The Federal Education Minister, Julie Bishop has again raised the spectre of Australain teacher unions blocking "uniform educational standards" in Australia. She has doen this in response to the Labor opposition statements that the Federal Government should be working cooperatively with the States towards a national curriculum.
Ms Bishop's arguments are of the "reds under the bed" type: the unseen all-powerful enemy wnating to undermine Australian values, as espoused by the current conservative government. It is true that teacher unions in Australia have significant industrial muscle. It is also true that they have resisted John Howard's attempts at determining what view of history he thinks should be taught. That, perhaps, is reasonable: other politicians/governments that have determined the history syllabus include Stalin; and Japan, which has long refused to acknowledge or teach about the atrocities of WWII. Political interference with educational curricula is fraught with danger.

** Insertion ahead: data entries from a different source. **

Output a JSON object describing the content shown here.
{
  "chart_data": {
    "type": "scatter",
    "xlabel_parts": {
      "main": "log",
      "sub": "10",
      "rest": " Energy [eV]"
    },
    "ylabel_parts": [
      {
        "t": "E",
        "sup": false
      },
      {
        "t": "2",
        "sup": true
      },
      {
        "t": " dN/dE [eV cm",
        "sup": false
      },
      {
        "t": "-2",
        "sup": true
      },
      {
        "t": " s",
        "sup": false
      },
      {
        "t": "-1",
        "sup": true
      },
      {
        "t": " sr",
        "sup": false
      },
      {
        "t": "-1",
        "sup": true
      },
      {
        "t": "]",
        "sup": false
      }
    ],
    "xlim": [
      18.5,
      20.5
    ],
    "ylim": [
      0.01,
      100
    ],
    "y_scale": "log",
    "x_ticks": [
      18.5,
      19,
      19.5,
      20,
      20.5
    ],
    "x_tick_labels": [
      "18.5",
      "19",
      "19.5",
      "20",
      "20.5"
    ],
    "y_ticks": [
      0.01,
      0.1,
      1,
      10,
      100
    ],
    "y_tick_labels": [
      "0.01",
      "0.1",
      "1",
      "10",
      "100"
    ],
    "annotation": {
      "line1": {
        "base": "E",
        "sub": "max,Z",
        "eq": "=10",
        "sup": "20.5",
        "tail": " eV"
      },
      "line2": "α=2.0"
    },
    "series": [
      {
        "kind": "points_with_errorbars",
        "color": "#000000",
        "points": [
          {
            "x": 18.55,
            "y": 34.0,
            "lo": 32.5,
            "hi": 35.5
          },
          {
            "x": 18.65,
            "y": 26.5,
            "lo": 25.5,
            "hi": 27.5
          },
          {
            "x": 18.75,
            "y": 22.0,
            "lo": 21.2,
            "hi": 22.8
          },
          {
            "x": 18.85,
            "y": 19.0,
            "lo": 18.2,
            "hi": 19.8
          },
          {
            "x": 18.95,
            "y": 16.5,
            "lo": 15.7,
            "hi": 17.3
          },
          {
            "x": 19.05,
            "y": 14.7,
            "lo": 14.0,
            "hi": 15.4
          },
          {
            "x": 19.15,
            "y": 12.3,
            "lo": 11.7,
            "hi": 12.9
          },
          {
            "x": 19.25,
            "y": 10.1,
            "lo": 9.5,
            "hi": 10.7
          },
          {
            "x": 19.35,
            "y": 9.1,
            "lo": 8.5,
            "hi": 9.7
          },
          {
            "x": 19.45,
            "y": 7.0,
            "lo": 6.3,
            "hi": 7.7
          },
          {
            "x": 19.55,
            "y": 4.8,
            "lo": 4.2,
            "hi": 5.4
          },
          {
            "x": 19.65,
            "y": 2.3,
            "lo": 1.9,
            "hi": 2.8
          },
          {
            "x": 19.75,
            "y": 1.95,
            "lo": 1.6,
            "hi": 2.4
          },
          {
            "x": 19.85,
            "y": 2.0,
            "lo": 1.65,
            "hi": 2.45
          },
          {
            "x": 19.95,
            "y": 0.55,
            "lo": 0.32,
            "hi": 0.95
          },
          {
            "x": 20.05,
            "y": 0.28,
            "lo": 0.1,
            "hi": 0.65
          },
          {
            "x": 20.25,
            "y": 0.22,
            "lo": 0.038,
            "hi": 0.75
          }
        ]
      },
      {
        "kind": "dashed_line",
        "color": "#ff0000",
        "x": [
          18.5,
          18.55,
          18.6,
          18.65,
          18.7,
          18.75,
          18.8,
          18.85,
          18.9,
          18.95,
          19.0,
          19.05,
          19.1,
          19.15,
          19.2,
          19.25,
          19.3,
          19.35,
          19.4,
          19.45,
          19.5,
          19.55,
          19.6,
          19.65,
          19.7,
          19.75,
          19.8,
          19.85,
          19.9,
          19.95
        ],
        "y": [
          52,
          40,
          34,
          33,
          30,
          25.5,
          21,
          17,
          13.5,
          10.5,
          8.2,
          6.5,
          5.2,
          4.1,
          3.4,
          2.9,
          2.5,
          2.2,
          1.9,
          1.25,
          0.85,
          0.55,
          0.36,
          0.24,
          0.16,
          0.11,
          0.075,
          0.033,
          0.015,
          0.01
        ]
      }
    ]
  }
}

Professor Gordon Stanly, from the NSW Board of Studies, was intervied on ABC Stateline in October, 2006. (http://www.abc.net.au/stateline/nsw/content/2006/s1758310.htm) In the interview he gave reasons for the breadth of curriculum in NSW, particularly in the English Syllabus for Years 11 - 12; described the consultative nature of curriculum development; the breadth of representation on the Board of Studies; and the extent and nature of measurement of outcomes in NSW. It is this breadth of curriculum, its attendant examination of multiple views and desire for students to form their own properly-constructed views that seems to so annoy John Howard and his Education Minister.
Both Labor (opposition) and Liberal (government) Parties seem to support the concept of a a national curriculum and consistent term dates. At face value, they are reasonable proposals. It is the political outlook - the Federal Government's desire for political control of education - that should ring alarm bells for us voters.